With St. Patrick’s Day upon us, and everyone around the world pretending to be a little Irish, let’s take a look at some of the best films our small island has ever produced.  Outside of the horrific Irish depictions and accents put to film (I’m looking at you Far and Away & Leap Year), there have been some truly terrific Irish films; many of which can hold their own against the best that Hollywood has to offer. 

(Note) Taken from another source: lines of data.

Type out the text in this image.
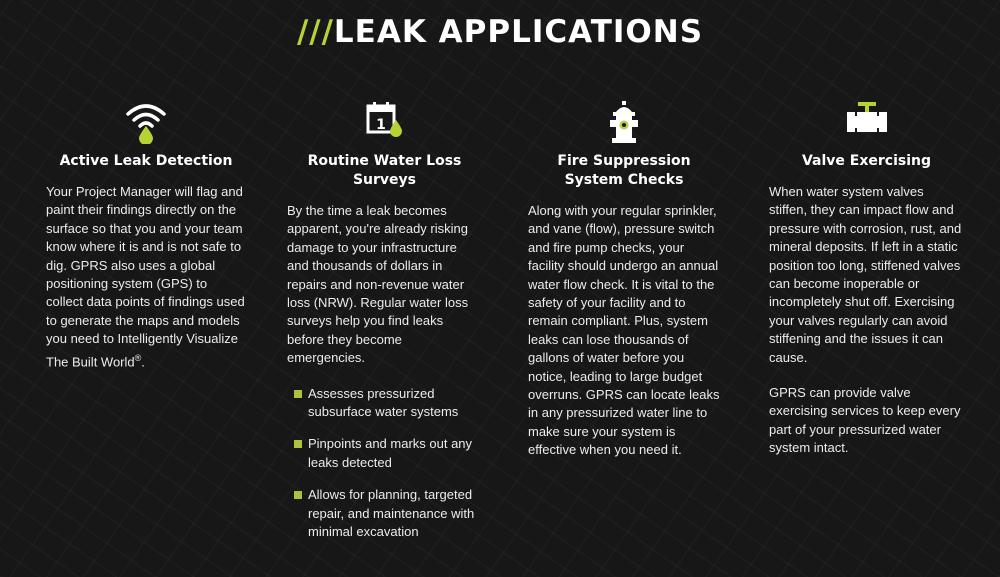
///LEAK APPLICATIONS
Active Leak Detection

Your Project Manager will flag and paint their findings directly on the surface so that you and your team know where it is and is not safe to dig. GPRS also uses a global positioning system (GPS) to collect data points of findings used to generate the maps and models you need to Intelligently Visualize The Built World®.

1
Routine Water Loss Surveys

By the time a leak becomes apparent, you're already risking damage to your infrastructure and thousands of dollars in repairs and non-revenue water loss (NRW). Regular water loss surveys help you find leaks before they become emergencies.

Assesses pressurized subsurface water systems
Pinpoints and marks out any leaks detected
Allows for planning, targeted repair, and maintenance with minimal excavation
Fire Suppression System Checks

Along with your regular sprinkler, and vane (flow), pressure switch and fire pump checks, your facility should undergo an annual water flow check. It is vital to the safety of your facility and to remain compliant. Plus, system leaks can lose thousands of gallons of water before you notice, leading to large budget overruns. GPRS can locate leaks in any pressurized water line to make sure your system is effective when you need it.

Valve Exercising

When water system valves stiffen, they can impact flow and pressure with corrosion, rust, and mineral deposits. If left in a static position too long, stiffened valves can become inoperable or incompletely shut off. Exercising your valves regularly can avoid stiffening and the issues it can cause.

GPRS can provide valve exercising services to keep every part of your pressurized water system intact.
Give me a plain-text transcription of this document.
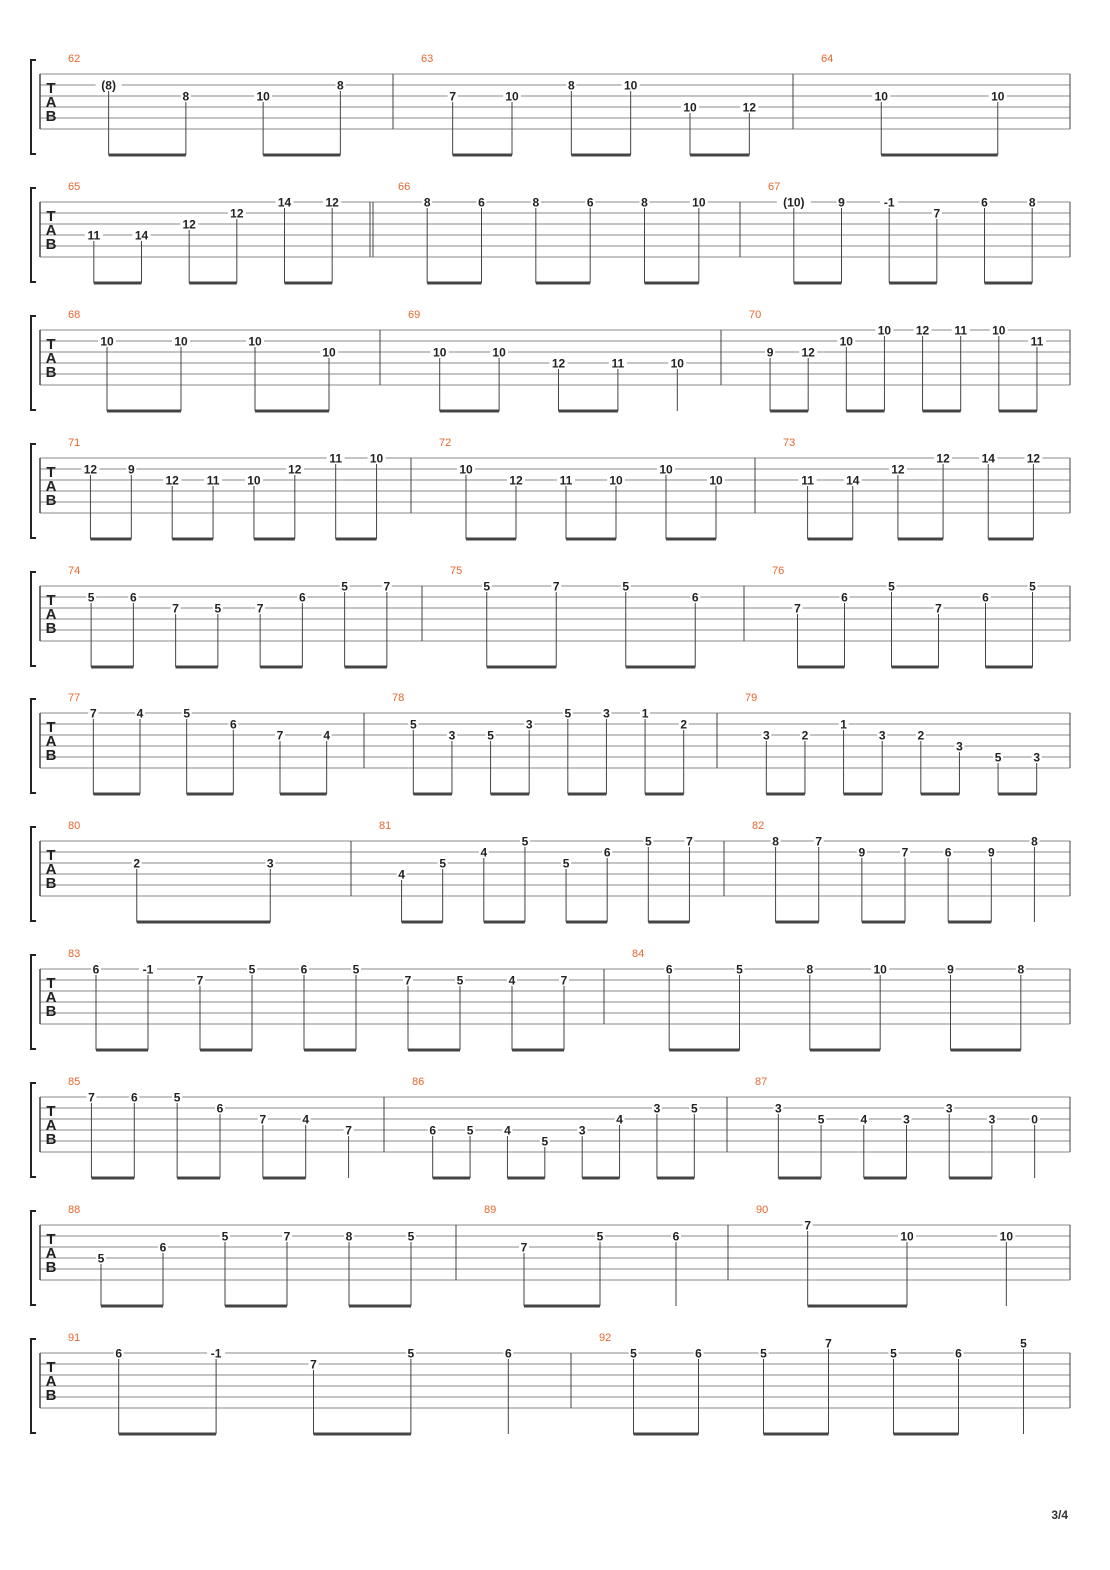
T
A
B
62
(8)
8	10
8
63
7	10
8	10
10	12
64
10	10
T
A
B
65
11	14
12
12
14	12
66
8	6	8	6	8	10
67
(10)	9	-1
7
6	8
T
A
B
68
10	10	10
10
69
10	10
12	11	10
70
9 12
10
10 12 11 10
11
T
A
B
71
12	9
12 11 10
12
11 10
72
10
12	11	10
10
10
73
11	14
12
12	14	12
T
A
B
74
5	6
7	5	7
6
5	7
75
5	7	5
6
76
7
6
5
7
6
5
T
A
B
77
7	4	5
6
7	4
78
5
3	5
3
5	3	1
2
79
3	2
1
3	2
3
5	3
T
A
B
80
2	3
81
4
5
4
5
5
6
5	7
82
8	7
9	7	6	9
8
T
A
B
83
6	-1
7
5	6	5
7	5	4	7
84
6	5	8	10	9	8
T
A
B
85
7	6	5
6
7	4
7
86
6	5	4
5
3
4
3	5
87
3
5	4	3
3
3	0
T
A
B
88
5
6
5	7	8	5
89
7
5	6
90
7
10	10
T
A
B
91
6	-1
7
5	6
92
5	6	5
7
5	6
5
3/4
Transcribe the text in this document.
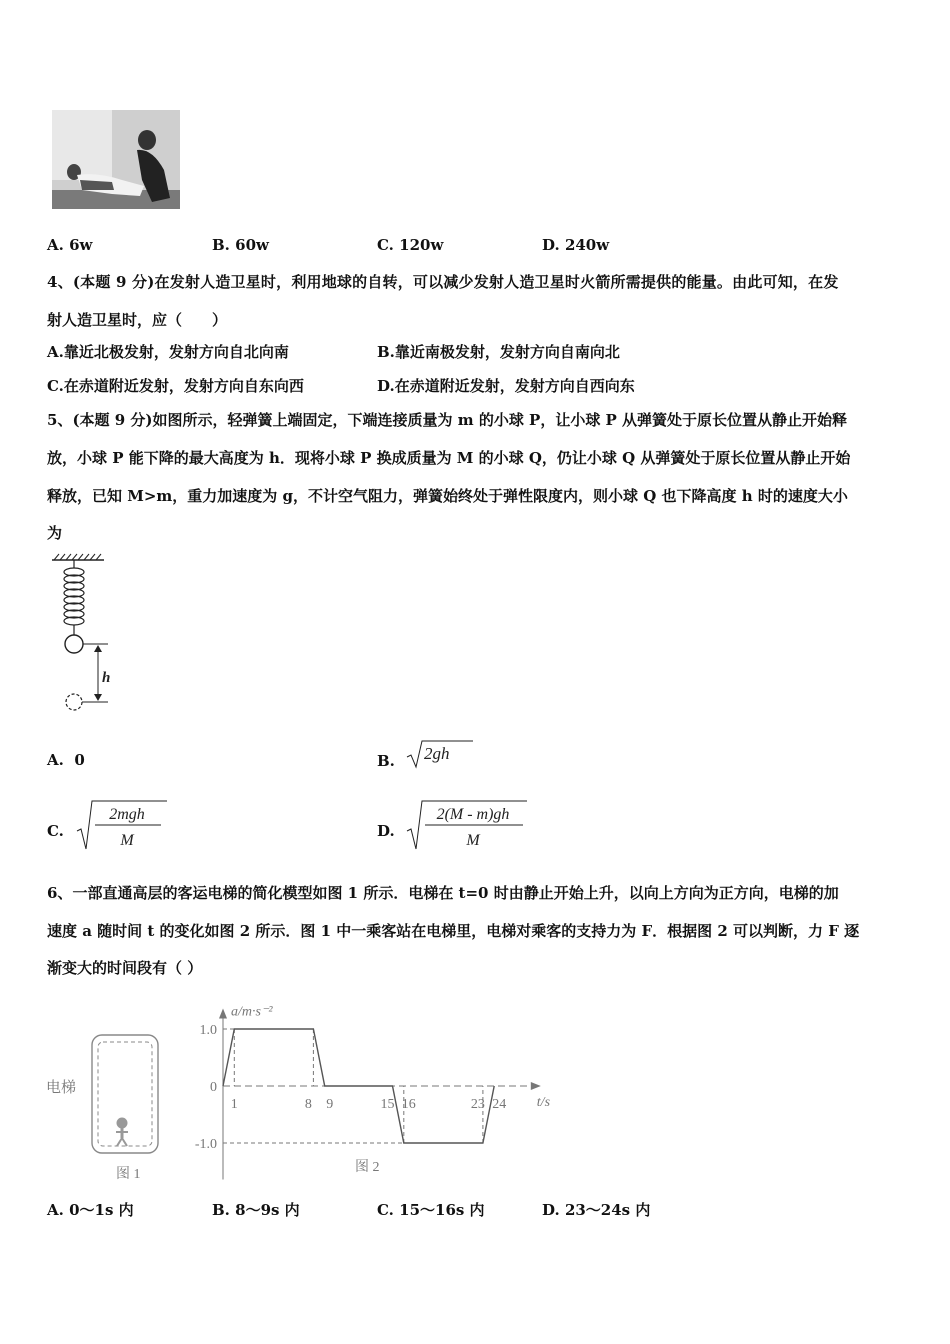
A. 6w	B. 60w	C. 120w	D. 240w
4、(本题 9 分)在发射人造卫星时，利用地球的自转，可以减少发射人造卫星时火箭所需提供的能量。由此可知，在发
射人造卫星时，应（　　）
A.靠近北极发射，发射方向自北向南	B.靠近南极发射，发射方向自南向北
C.在赤道附近发射，发射方向自东向西	D.在赤道附近发射，发射方向自西向东
5、(本题 9 分)如图所示，轻弹簧上端固定，下端连接质量为 m 的小球 P，让小球 P 从弹簧处于原长位置从静止开始释
放，小球 P 能下降的最大高度为 h．现将小球 P 换成质量为 M 的小球 Q，仍让小球 Q 从弹簧处于原长位置从静止开始
释放，已知 M>m，重力加速度为 g，不计空气阻力，弹簧始终处于弹性限度内，则小球 Q 也下降高度 h 时的速度大小
为
h
A. 0	B. 2gh
C.
2mgh
M
D.
2(M - m)gh
M
6、一部直通高层的客运电梯的简化模型如图 1 所示．电梯在 t=0 时由静止开始上升，以向上方向为正方向，电梯的加
速度 a 随时间 t 的变化如图 2 所示．图 1 中一乘客站在电梯里，电梯对乘客的支持力为 F．根据图 2 可以判断，力 F 逐
渐变大的时间段有（ ）
电梯
图 1
a/m·s⁻²
t/s
1.0
0
-1.0
1	8 9	15 16	23 24
图 2
A. 0～1s 内	B. 8～9s 内	C. 15～16s 内	D. 23～24s 内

Here is a selection of three great Irish films to give you the feels this St. Patrick’s Day.

 

michaelcollins

1) Michael Collins (1996)

Neil Jordan’s 1996 historical biopic of one of the greatest, if not the greatest, hero of Irish history is sure to tug on the patriotic strings of any Irishman or woman.  The movie follows the story of IRA commander Michael Collins, played brilliantly by Liam Neeson, from the 1916 Rising through the War of Independence, the signing of the Anglo-Irish treaty, all the way until his death at Béal na Bláth, Co Cork in 1922.  While the movie certainly has its faults, particularly in some of the historical inaccuracies, the Hollywood-esque subplot involving Julia Roberts and her dodgy Irish accent, there is no denying the power of the movie, particularly that emotionally charged ambush scene at the end of the movie.  Let’s also remember the late Alan Rickman’s performance as Éamon De Valera.

SingStreet

2) Sing Street (2016)

Easily one of the most underrated movies of recent years, and one that most definitely should have been nominated, at the very least, for best original song at the 2017 Academy Awards.  Directed by John Carney, who went from the super Irish and super indie Once to the super American and mainstream Begin Again, Sing Street returns Carney to Dublin in a fantastical musical coming-of-age comedy-drama.  Sing Street is a simple story of a boy who falls in love with a girl across the street, and the lengths he goes to in order to impress her, including setting up the titular band.  The movie is a beautiful piece of musical escapism that captures the feeling of entrapment felt by many Irish people in an environment where escape means getting on a boat to Britain or America.  Carney’s best film to date, and one that you can find on Netlix, check it out today!

TheGuard

3) The Guard (2011)

A brilliantly funny Irish buddy-cop movie, and there aren’t many of those, about a layabout garda, played by Brendan Gleeson with his usual wry sense of humour, who is stationed in the Irish Gaeltacht.  He is thrust into serious police work when a shipment of cocaine, worth $500 million, is believed to be landing off the Irish coast.  Brought in to aid the Gardaí is an FBI agent, played by Don Cheadle.  Together, the two of them embark upon a hilarious journey where the clash of cultures is brought to the forefront, as Cheadle’s distinctly American character is befuddled by the nature of criminality and law enforcement in Ireland, which acts in stark contrast to his native country.  The movie  also plays with the audience and their relationship with criminality on film, particularly as our relationship with police and crime has been so heavily influenced by American media, which does not reflect the reality of crime in Ireland at all.

 

Some honourable mentions:

The Wind that Shakes the Barley (2006):  Ken Loach’s dark war drama, starring the encapsulating Cillian Murphy, set during the War of Independence and the Civil War about a pair of brothers who fight for freedom, and the lengths they’ll go to.  This film won the Palme d’Or at the 2006 Cannes Film Festival, but was ignored by the Academy Awards.

The Young Offenders (2016):  An Irish buddy-comdey road-trip movie, where the protagonists journey by bike down the coast of Cork in search of drugs that will make them rich.  The movie proved to be so popular that it was transformed into a television show.

Hunger (2008): Steve McQueen’s historical drama about the 1981 hunger strike by Irish republican prisoners in Northern Ireland during the Troubles.  The movie stars Michael Fassbender as the iconic Boddy Sands.

Once (2007):  The previously mentioned super-indie, super-Irish, musical-drama directed by John Carney, starring the wonderful duo of Glen Hansard and Markéta Irglová as two struggling musicians in Dublin.  Similar to Sing Street, the film boasts an amazing soundtrack, spearheaded by the Oscar-winning track Falling Slowly.